Wayne Weiten
Wayne Weiten has taught at the College of DuPage, Santa Clara University and the University of Nevada, Las Vegas. He has received distinguished teaching awards from Division 2 of the American Psychological Association and the College of DuPage. A fellow of the American Psychological Association and the Midwestern Psychological Association, he helped chair the APA National Conference on Enhancing the Quality of Undergraduate Education in Psychology in 1991. Dr. Weiten also is a former president of the Society for the Teaching of Psychology and the Rocky Mountain Psychological Association. In 2006, one of the six national teaching awards given annually by the Society for the Teaching of Psychology was named in his honor.

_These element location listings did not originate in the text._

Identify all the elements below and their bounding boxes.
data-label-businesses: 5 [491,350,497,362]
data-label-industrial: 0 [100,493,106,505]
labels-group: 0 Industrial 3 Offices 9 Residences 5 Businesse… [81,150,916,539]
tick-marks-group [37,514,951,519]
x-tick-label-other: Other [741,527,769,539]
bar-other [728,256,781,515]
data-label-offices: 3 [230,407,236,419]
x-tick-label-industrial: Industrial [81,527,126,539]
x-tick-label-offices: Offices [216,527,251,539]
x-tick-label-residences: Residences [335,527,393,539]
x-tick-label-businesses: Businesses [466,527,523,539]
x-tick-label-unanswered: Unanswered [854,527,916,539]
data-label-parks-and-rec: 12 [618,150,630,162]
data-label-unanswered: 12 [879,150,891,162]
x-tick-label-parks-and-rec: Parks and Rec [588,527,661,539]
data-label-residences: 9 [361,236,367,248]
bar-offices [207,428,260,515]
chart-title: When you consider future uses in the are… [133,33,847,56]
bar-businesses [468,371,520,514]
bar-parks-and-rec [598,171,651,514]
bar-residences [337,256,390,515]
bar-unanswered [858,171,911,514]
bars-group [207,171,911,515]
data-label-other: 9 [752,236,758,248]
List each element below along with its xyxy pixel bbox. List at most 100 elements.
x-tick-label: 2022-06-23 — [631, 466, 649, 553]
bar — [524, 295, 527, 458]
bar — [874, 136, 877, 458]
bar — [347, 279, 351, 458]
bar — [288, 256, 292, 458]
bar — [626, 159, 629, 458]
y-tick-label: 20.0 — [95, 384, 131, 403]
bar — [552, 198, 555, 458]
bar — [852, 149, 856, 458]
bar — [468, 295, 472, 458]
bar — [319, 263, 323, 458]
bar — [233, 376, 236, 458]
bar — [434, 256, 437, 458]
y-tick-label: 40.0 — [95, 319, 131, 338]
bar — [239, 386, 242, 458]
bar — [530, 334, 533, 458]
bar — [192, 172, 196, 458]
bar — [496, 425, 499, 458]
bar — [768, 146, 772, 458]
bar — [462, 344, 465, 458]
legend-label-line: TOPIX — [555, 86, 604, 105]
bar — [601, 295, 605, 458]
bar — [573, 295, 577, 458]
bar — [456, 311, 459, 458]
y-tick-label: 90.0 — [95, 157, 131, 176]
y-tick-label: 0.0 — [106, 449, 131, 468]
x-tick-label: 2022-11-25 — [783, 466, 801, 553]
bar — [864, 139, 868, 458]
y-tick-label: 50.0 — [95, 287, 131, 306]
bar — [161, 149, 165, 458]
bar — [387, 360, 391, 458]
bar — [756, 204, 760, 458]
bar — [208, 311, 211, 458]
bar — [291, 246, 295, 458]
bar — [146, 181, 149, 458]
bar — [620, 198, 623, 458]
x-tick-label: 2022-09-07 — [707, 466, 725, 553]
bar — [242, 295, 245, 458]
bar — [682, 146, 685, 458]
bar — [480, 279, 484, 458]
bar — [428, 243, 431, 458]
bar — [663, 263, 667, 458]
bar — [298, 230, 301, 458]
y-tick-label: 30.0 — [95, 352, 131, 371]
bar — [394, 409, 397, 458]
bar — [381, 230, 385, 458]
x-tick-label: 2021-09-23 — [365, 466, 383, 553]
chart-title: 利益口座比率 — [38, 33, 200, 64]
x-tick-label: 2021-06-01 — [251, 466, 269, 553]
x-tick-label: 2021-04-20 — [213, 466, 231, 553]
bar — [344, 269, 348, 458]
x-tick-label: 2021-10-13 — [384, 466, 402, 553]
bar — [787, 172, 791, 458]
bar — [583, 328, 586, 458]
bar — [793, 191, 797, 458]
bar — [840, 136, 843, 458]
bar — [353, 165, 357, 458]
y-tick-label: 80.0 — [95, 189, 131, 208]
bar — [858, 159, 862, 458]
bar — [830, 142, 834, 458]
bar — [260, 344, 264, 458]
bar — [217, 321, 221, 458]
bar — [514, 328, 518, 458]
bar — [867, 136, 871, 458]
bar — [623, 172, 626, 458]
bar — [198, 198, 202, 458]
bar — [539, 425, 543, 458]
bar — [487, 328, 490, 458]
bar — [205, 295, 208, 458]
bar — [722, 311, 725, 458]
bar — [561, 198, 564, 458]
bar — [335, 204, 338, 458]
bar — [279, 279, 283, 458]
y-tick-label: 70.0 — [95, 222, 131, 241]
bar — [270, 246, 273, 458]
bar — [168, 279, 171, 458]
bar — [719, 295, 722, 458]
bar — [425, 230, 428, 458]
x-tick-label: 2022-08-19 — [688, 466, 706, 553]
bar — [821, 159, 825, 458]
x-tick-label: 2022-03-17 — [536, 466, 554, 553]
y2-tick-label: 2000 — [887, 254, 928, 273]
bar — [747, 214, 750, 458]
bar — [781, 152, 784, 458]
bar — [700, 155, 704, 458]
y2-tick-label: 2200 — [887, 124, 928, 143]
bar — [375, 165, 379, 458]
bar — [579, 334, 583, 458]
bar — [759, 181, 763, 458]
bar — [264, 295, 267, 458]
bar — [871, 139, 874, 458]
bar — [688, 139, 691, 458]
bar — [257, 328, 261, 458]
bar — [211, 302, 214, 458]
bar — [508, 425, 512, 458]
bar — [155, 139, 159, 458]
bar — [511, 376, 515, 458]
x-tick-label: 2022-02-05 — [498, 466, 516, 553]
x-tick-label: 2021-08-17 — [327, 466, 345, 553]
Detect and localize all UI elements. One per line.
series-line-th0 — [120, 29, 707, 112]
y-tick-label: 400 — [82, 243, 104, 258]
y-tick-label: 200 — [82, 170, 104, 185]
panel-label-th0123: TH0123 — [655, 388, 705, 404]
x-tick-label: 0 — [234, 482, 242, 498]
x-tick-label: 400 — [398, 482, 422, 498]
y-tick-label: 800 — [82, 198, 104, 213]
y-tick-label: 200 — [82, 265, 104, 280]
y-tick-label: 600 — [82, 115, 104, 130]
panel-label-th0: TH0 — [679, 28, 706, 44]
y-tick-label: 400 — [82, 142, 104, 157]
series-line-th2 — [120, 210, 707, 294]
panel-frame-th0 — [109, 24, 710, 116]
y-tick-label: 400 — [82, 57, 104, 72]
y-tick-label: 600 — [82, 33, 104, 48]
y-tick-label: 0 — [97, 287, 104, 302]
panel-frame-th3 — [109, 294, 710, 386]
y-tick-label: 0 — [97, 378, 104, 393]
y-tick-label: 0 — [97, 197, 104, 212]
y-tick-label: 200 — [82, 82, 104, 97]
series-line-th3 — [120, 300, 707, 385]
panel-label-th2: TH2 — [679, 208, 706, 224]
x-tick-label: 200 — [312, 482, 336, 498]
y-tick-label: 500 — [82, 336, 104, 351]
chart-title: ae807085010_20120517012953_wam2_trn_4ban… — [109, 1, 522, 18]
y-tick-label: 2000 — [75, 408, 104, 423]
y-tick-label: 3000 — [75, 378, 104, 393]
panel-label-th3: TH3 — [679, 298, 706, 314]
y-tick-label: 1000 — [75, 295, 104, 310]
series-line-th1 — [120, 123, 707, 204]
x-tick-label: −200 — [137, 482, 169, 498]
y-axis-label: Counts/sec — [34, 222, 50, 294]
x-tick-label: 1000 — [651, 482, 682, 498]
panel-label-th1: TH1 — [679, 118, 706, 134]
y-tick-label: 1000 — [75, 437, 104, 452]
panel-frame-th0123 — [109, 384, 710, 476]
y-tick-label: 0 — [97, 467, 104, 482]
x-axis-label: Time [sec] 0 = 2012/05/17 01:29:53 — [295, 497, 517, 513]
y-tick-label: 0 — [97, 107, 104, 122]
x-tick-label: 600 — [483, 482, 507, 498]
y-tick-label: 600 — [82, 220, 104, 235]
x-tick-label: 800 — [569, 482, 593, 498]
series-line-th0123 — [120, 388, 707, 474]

Dr. Weiten has conducted research on a wide range of topics, including educational measurement, jury decision-making, attribution theory, pressure as a form of stress and the technology of textbooks. A graduate of Bradley University, he received his Ph.D. in social psychology from the University of Illinois, Chicago in 1981.
Doug McCann
Doug McCann received his B.A. from the University of Waterloo and his M.A. and Ph.D. from the University of Western Ontario. Following completion of his Ph.D., he did a post-doctoral fellowship at Ohio State University. He has been a member of the Psychology Department at York University since 1983. At York he has taught at the graduate level in the Clinical, Developmental, and Social/Personality programs and at the undergraduate level his current teaching interests focus on Introductory Psychology, Social Psychology, and the Psychology of Depression. He has won a variety of teaching awards while at York University and has served in several administrative positions at York University, most recently as Director of the Graduate Program in Psychology at York University. His research interests focus on social cognition, the self, and information processing models of depression.